The process has three steps:

  1. Normalize the raw document into typed attributes using a schema.
  2. Commit the normalized attributes via a Poseidon-based Merkle Tree to produce an commitmentRoot.
  3. Prove a predicate against the commitments using a ZK circuit.
import { prepare, prover } from "@lemmaoracle/sdk";

const prep = await prepare<UserKycRaw, UserKycNorm>(client, {
  schema: "user-kyc-v1",
  payload: rawDoc,
});

const zkResult = await prover.prove(client, {
  circuitId: "age-over-18",
  witness: {
    age_bucket: prep.normalized.age_bucket,
    randomness: prep.commitments.randomness,
    attr_commitment_root: prep.commitments.commitmentRoot,
  },
});

The circuit age-over-18 checks whether age_bucket equals adult. It never sees the actual age — only the committed, normalized value and the randomness that opens the commitment. The commitments object returned by prepare includes a scheme field (default: "poseidon") that specifies the hash algorithm used for the Merkle tree.

Bring Your Own Circuits

Lemma does not restrict you to built-in predicates. Any ZK circuit (Circom, Halo2, or others) can be registered with metadata linking it to a schema, public inputs, verifier contract, and precompiled artifacts:

{
  "circuit_id": "age-over-18",
  "schema": "user-kyc-v1",
  "public_inputs": ["attr_commitment_root"],
  "verifier": {
    "type": "onchain",
    "contract_address": "0xVerifier..."
  },
  "artifact": {
    "location": {
      "type": "ipfs",
      "wasm": "ipfs://Qm...-age18.wasm",
      "zkey": "ipfs://Qm...-age18.zkey"
    }
  }
}

The SDK's prover.prove resolves the artifact location from the circuitId, downloads the wasm/zkey, and generates the proof locally. No raw data leaves the client.

Permanent Proof Records

Once generated, a proof is submitted to Lemma and verified on-chain or off-chain.
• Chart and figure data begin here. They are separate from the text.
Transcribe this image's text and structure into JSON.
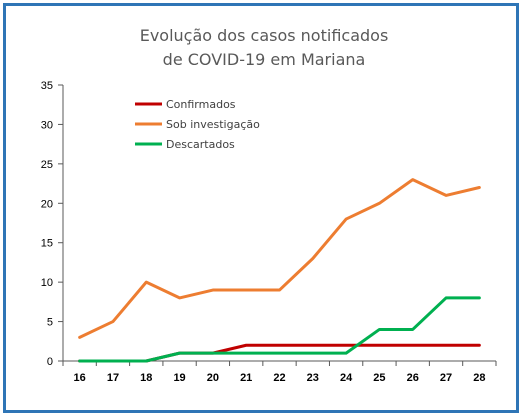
{
  "chart_data": {
    "type": "line",
    "title": [
      "Evolução dos casos notificados",
      "de COVID-19 em Mariana"
    ],
    "xlabel": "",
    "ylabel": "",
    "categories": [
      "16",
      "17",
      "18",
      "19",
      "20",
      "21",
      "22",
      "23",
      "24",
      "25",
      "26",
      "27",
      "28"
    ],
    "ylim": [
      0,
      35
    ],
    "yticks": [
      "0",
      "5",
      "10",
      "15",
      "20",
      "25",
      "30",
      "35"
    ],
    "grid": false,
    "legend_position": "top-left",
    "series": [
      {
        "name": "Confirmados",
        "color": "#c00000",
        "values": [
          0,
          0,
          0,
          1,
          1,
          2,
          2,
          2,
          2,
          2,
          2,
          2,
          2
        ]
      },
      {
        "name": "Sob investigação",
        "color": "#ed7d31",
        "values": [
          3,
          5,
          10,
          8,
          9,
          9,
          9,
          13,
          18,
          20,
          23,
          21,
          22
        ]
      },
      {
        "name": "Descartados",
        "color": "#00b050",
        "values": [
          0,
          0,
          0,
          1,
          1,
          1,
          1,
          1,
          1,
          4,
          4,
          8,
          8
        ]
      }
    ]
  }
}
The verification result is recorded with full context:

  • Which docHash the proof pertains to.
  • Which circuitId was used.
  • The publicInputs that were verified.
  • The generatorId that produced the original document.

This means your AI can later ask "how was this fact proven?" and receive a complete audit trail — circuit, schema, generator, and verification method — not just a boolean.

Trust Boundary

Lemma does not trust the client's normalization code or generator scripts. It trusts the ZK proof, the commitment, and the on-chain verifier. If a client produces a bogus normalization, the proof will fail verification. The math enforces correctness, not the code.